In the cab above, a hidden timer set to 0807 waited patiently and then connected to the Stellite wire across the ladder’s upper framework. Just like the body parts entering the smelter, in no more than ten seconds the wire had gone from effective invisibility to a brilliant, blinding incandescence followed by complete burnout and a widely dispersed micro particulate cloud, none of which was ever to be seen again.
There was no one to witness it, nor was there anyone to witness what it had caused. Even the molten metal in the converter had nothing to say, nor did it invite any questioning.
It took three days before Holden’s disappearance was reported.

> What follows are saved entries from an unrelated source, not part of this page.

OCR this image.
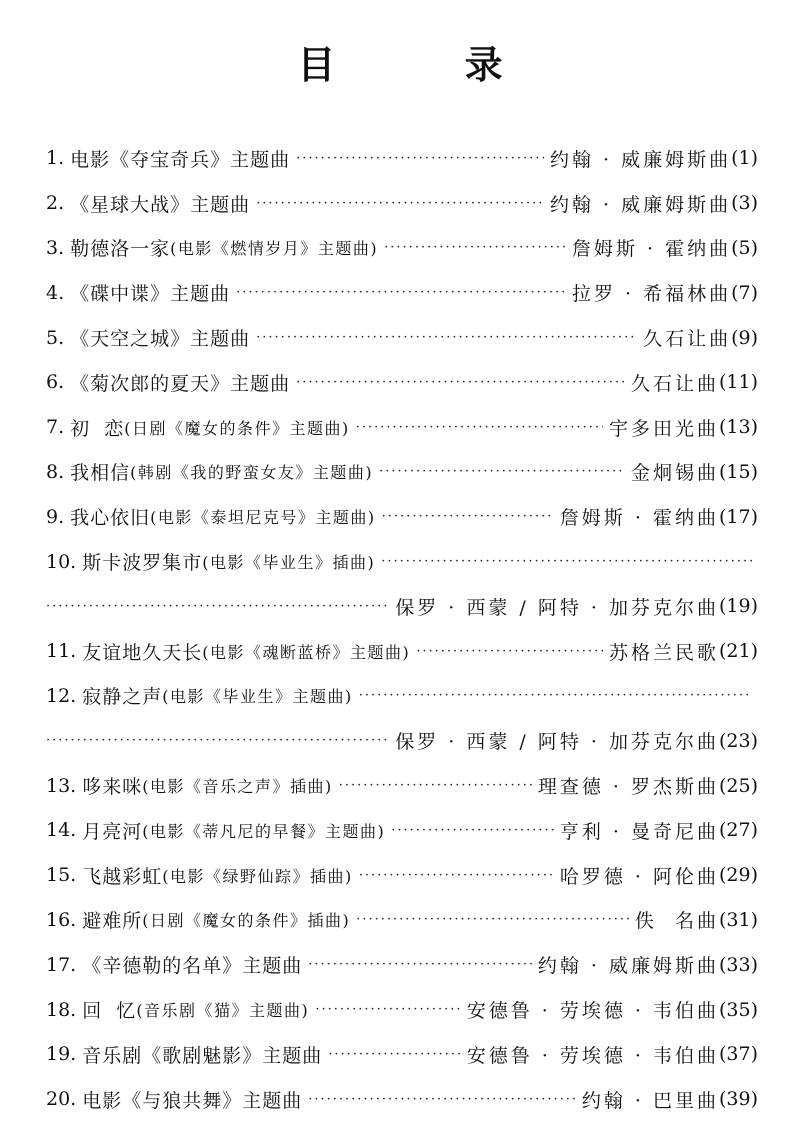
目 录
1. 电影《夺宝奇兵》主题曲 ·····	约翰 · 威廉姆斯曲 (1)
2. 《星球大战》主题曲 ·····	约翰 · 威廉姆斯曲 (3)
3. 勒德洛一家 (电影《燃情岁月》主题曲) ·····	詹姆斯 · 霍纳曲 (5)
4. 《碟中谍》主题曲 ·····	拉罗 · 希福林曲 (7)
5. 《天空之城》主题曲 ·····	久石让曲 (9)
6. 《菊次郎的夏天》主题曲 ·····	久石让曲 (11)
7. 初  恋 (日剧《魔女的条件》主题曲) ·····	宇多田光曲 (13)
8. 我相信 (韩剧《我的野蛮女友》主题曲) ·····	金炯锡曲 (15)
9. 我心依旧 (电影《泰坦尼克号》主题曲) ·····	詹姆斯 · 霍纳曲 (17)
10. 斯卡波罗集市 (电影《毕业生》插曲)
·····
·····
保罗 · 西蒙 / 阿特 · 加芬克尔曲 (19)
11. 友谊地久天长 (电影《魂断蓝桥》主题曲) ·····	苏格兰民歌 (21)
12. 寂静之声 (电影《毕业生》主题曲)
·····
·····
保罗 · 西蒙 / 阿特 · 加芬克尔曲 (23)
13. 哆来咪 (电影《音乐之声》插曲) ·····	理查德 · 罗杰斯曲 (25)
14. 月亮河 (电影《蒂凡尼的早餐》主题曲) ·····	亨利 · 曼奇尼曲 (27)
15. 飞越彩虹 (电影《绿野仙踪》插曲) ·····	哈罗德 · 阿伦曲 (29)
16. 避难所 (日剧《魔女的条件》插曲) ·····	佚  名曲 (31)
17. 《辛德勒的名单》主题曲 ·····	约翰 · 威廉姆斯曲 (33)
18. 回  忆 (音乐剧《猫》主题曲) ·····	安德鲁 · 劳埃德 · 韦伯曲 (35)
19. 音乐剧《歌剧魅影》主题曲 ·····	安德鲁 · 劳埃德 · 韦伯曲 (37)
20. 电影《与狼共舞》主题曲 ·····	约翰 · 巴里曲 (39)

Metlab’s personnel department received a curt notification that a member of the foundry work force was absent. He had failed to appear for the first three days of the week, this without any telephoned notice of sickness from the man himself, or any sign of a medical certificate in the post. In itself this wasn’t usually cause for concern, too often a temporary malady developed into something more serious, only then warranting a visit to an employees GP. It was only then likely that a medical certificate would be issued and that might not find its way to Metlab for another four to six days.
In this case however, there were more ominous overtones. Holden’s car had been parked in the car park on the Monday morning, but remained unmoved for the next three days. Furthermore, he had not made an appearance in the canteen for lunch for the same period of time. Telephone calls to his home stayed unanswered, and even a visit to his home by one of the personnel department’s secretaries was to no avail.

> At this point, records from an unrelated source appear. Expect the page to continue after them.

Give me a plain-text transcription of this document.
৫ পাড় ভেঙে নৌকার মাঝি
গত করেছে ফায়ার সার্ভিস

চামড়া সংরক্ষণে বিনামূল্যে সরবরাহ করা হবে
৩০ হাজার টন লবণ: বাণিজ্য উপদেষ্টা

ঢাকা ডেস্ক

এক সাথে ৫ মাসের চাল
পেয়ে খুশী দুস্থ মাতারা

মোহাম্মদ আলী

Questions to those who worked with him in the foundry resulted in even more confusion, he had definitely arrived for work on the Monday, his car was in the car park to prove it, but no one amongst the foundry workforce had seen him enter the foundry on that day.

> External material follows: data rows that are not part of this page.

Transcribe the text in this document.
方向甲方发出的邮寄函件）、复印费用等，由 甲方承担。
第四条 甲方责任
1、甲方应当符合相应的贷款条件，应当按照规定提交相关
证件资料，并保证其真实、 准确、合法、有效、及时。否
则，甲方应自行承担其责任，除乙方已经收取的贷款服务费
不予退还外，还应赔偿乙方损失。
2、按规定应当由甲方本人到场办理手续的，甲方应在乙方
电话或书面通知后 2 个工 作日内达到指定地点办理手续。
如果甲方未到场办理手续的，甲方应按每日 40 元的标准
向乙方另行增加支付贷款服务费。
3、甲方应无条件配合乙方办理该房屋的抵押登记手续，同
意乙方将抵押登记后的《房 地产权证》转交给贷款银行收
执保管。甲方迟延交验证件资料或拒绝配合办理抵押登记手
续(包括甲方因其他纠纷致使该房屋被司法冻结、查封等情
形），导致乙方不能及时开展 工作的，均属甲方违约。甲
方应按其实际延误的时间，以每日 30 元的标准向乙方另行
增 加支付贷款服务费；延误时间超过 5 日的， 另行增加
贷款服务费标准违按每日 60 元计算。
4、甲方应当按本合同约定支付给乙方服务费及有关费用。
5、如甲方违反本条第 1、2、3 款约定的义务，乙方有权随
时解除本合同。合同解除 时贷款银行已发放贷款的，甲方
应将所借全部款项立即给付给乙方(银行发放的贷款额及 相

Added together, it was not only perplexing, but also highly suspicious.
In the end it was decided that the police should be informed and that regardless of company policy, the police would be given access to the laboratory complex.
When the call came in to the old Victorian police station in St Ives, it was Sergeant Mike Nichols who took it.
For a provincial, secluded and outlying station in a remote part of the country, the possibility of a major crime was as remote as the place itself. As such, Sergeant Nichols had no expectation on that bright Friday morning that he was to be immersed in a murder investigation, but that was what it was to become.